Tyson's book, The Pluto Files: The Rise and Fall of America's Favorite Planet, is the basis for the new PBS/NOVA documentary "The Pluto Files." He also serves as  co-host of the NSF-funded pilot program Star Talk, which combines celebrity guests with informative science talk.


“Over the past two decades the mission and purpose of the research university has shifted dramatically, from an isolated ivory tower to an engaged institution that partners with its communities to promote civic culture, drive economic development, and improve the quality of human life,” said Eric Eisenberg, Dean of USF’s College of Arts and Sciences.


“We created this series as a joint project of USF faculty and the City of Tampa aimed at raising the level of intellectual discourse in our community. We will do so by inviting nationally and internationally known thought leaders to visit us and create opportunities for interaction between these visionary individuals and our best and brightest citizens.”


The inspiration for the series came from an outstanding community response to lectures on campus by such luminaries as New York Times columnist Thomas Friedman and feminist activist Betty Friedan, Eisenberg said. Four of the seven lectures in the 2010 series are scheduled off campus to make them available to as wide an audience as possible, Eisenberg noted.


Phi Beta Kappa is the nation’s oldest academic honor society, formed to celebrate and advocate excellence in the liberal arts and sciences. USF boasts more than 100 PBK faculty alumni and is currently in the process of making application to shelter a chapter of its own. 


All lectures are free and open to the public. No RSVP is required.


Other upcoming speakers are:


March 17 – Tom Gjelten, an award-winning NPR intelligence and national security reporter, whose latest book, Bacardi and the Long Fight for Cuba: A Biography of a Cause, was released last year. Gjelten will speak at 6:30 p.m. at the Tampa Bay History Center, TECO Room.


April 15 – George Ritzer, a leading social theorist and cultural commentator from the University of Maryland, whose books on consumption behavior in western society have spurred important debates about the nature and value of globalization. Ritzer will speak at 6:30 p.m. in Traditions Hall at USF’s Gibbons Alumni Center.
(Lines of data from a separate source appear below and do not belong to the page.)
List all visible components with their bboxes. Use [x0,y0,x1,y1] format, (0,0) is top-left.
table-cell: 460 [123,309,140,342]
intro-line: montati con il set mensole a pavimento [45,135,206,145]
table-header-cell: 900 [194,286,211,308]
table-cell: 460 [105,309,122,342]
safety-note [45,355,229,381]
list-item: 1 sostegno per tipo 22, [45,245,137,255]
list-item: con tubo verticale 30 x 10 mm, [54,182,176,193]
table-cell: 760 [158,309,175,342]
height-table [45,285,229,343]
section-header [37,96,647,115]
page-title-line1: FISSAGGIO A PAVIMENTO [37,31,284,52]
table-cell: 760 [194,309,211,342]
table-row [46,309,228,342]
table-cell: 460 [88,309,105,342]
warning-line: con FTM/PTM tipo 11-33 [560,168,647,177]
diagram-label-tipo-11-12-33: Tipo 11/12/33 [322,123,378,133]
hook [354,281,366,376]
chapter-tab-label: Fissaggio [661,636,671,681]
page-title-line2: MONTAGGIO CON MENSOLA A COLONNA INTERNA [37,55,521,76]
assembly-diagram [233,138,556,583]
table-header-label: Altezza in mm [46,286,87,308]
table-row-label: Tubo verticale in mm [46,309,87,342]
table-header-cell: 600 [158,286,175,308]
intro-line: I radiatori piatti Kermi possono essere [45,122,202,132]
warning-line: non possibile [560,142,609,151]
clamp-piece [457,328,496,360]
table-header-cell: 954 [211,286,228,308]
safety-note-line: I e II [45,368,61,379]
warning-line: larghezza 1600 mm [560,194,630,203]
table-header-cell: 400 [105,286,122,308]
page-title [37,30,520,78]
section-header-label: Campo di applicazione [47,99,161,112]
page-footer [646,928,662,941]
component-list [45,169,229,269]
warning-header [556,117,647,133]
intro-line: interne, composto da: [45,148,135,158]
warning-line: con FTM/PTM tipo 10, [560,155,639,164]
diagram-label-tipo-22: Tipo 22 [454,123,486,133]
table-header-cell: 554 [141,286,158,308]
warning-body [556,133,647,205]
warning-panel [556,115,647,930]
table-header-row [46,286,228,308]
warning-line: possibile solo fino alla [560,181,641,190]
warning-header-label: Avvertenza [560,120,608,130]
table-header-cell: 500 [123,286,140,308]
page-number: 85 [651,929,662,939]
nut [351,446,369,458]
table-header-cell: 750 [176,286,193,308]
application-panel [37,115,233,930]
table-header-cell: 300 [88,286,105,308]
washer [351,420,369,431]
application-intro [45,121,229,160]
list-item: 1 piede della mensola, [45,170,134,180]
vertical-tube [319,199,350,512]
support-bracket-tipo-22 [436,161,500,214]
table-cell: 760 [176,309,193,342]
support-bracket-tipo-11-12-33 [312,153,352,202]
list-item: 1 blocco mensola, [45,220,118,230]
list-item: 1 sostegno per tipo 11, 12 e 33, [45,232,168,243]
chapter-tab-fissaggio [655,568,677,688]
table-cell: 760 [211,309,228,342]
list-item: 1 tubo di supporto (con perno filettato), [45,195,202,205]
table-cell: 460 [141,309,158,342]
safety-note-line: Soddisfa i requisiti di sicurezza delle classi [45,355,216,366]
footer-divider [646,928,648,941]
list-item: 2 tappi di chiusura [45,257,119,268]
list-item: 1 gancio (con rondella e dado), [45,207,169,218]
Sept. 14 – Taylor Branch, the Pulitzer Prize-winning author of Parting the Waters: America in the King Years, 1954-63, and most recently The Clinton Tapes: Wrestling History with the President. Branch will speak at 7 p.m. in the Jaeb Theater at the Straz Performing Arts Center (formerly the Tampa Bay Performing Arts Center).


Sept. 23 – Eric Foner, an American historian and faculty member in the Department of History at Columbia, who is the leading contemporary historian of the post-Civil War Reconstruction period. Foner will speak at 6:30 p.m. in the Oval Theater of USF’s Marshall Student Center.


Oct. 13 – Julianne Malveaux, a respected economist and writer, who is a recognized commentator on politics, economics, national affairs, race and gender. Malveaux will speak at 7 p.m. in the atrium of the Tampa Museum of Art.


Nov. 30 – Martha Nussbaum, an American philosopher, author and essayist, whose work on political philosophy and ethics was once described by the New York Times as “required reading for those with a taste for intellectual combat.”  Nussbaum will speak at 6:30 p.m. in Traditions Hall at USF’s Gibbons Alumni Center.



The University of South Florida is one of the nation's top 63 public research universities and one of only 25 public research universities nationwide with very high research activity that is designated as community engaged by the Carnegie Foundation for the Advancement of Teaching.  USF was awarded $380.4 million in research contracts and grants in FY 2008/2009. The university offers 232 degree programs at the undergraduate, graduate, specialist and doctoral levels, including the doctor of medicine. The USF System has a $1.8 billion annual budget, an annual economic impact of $3.2 billion, and serves more than 47,000 students on institutions/campuses in Tampa, St. Petersburg, Sarasota-Manatee and Lakeland. USF is a member of the Big East Athletic Conference.